Gov’t to fine-tune ‘Trabaho’ bill
The Department of Trade and Industry (DTI) is in talks with the Department of Finance (DOF) to fine-tune some provisions in the so-called “Trabaho” bill, and ensure it would have only “minimal risk.”
Trade and Industry Secretary Ramon Lopez told reporters last week that they both wanted to have a unified approach on the issue, in response to the backlash the tax package had received from various affected agencies and stakeholders.
This developed as Congress resumes its session today, putting the spotlight again on how the senators would see the Tax Reform for Attracting Better and High-quality Opportunities (Trabaho) bill.
The Trabaho bill seeks to lower the corporate income tax in the country, but at the same time rationalize the incentives offered to investors. The latter part is seen to adversely affect economic zones, many of which house foreign companies that export to other countries.
“Let’s just say [the talks] are ongoing. We don’t want to discuss the details because that’s really part of the internal government discussions on how we can craft and fine-tune the provisions of the Trabaho bill,” he said.

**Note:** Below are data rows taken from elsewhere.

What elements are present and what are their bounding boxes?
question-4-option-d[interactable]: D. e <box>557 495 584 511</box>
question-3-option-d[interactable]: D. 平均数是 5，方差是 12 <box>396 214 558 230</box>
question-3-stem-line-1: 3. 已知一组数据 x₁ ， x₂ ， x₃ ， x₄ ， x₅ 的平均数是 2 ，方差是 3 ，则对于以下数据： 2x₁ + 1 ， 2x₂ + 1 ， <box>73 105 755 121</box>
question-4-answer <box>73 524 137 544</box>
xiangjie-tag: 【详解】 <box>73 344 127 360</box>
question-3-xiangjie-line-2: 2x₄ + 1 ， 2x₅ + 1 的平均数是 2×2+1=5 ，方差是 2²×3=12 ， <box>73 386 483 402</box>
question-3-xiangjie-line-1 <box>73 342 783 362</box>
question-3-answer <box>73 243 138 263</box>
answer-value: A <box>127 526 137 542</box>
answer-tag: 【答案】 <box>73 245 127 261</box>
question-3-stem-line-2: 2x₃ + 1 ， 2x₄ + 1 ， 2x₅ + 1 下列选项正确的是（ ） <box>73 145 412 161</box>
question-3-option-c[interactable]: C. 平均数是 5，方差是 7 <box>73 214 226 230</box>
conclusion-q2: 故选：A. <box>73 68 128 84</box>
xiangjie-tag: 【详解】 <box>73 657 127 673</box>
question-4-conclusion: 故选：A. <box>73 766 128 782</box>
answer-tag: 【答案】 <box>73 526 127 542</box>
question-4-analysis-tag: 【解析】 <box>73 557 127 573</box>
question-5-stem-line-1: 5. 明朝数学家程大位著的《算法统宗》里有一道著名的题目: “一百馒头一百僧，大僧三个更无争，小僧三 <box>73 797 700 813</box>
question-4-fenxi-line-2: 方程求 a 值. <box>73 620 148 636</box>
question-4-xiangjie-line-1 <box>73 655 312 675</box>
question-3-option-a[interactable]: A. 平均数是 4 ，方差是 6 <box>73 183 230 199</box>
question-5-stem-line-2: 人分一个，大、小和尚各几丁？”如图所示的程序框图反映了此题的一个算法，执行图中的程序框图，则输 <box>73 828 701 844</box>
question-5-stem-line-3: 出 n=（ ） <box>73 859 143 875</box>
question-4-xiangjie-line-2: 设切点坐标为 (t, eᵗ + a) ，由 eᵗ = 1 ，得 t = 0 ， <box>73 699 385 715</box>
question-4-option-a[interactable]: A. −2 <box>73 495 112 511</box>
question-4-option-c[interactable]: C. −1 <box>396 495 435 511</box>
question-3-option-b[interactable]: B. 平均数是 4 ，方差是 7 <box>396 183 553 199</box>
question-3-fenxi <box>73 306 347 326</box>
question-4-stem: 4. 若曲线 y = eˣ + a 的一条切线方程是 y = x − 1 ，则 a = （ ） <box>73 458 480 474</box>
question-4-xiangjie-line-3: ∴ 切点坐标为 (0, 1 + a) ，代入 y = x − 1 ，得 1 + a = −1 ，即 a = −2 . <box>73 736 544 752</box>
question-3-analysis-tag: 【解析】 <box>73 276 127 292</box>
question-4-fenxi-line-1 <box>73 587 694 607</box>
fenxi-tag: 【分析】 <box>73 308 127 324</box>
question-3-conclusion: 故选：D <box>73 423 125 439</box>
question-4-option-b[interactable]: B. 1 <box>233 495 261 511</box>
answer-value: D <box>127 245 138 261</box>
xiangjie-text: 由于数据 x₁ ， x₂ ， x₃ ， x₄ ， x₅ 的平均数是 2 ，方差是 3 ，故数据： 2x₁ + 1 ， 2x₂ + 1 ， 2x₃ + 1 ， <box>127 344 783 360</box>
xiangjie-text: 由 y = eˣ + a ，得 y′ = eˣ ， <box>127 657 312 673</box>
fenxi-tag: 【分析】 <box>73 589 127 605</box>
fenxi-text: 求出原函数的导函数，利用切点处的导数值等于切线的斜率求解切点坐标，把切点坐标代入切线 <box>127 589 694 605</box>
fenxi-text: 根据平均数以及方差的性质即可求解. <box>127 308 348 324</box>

With a number of senators seeking reelection, it remains to be seen how the warnings of business groups against massive job losses would affect the chances of the tax package being passed this year.
Otherwise, the bill would be delayed, likely dealing a major blow to the Duterte administration’s plans.
Lopez claimed that their talks with the DOF have been going on from the start. He said this conversation came as the government heard comments of the various stakeholders.
However, it was not clear why the DTI only considered to tweak the bill now, especially after it was already passed in the House of Representatives despite the reservations raised by different industries such as the business process outsourcing sector.
Before this, Lopez often dismissed the concerns raised against the bill, even when its own attached agency—the Philippine Economic Zone Authority—had been very vocal about its impact on ecozone locators.
It was the DTI which reached out to DOF to fine-tune the bill and make sure it will only have a “minimal risk,” he said.
But the DOF would have the final say on whether or not there would even be a compromise, he added.
According to a document seen by reporters, some of these proposed changes included longer tax perks as well as a longer transition period for the 5-percent gross income earned tax.
Lopez said he was still hoping that the bill would be passed this year, noting that it would give new investors certainty over the tax perks to be made available to them.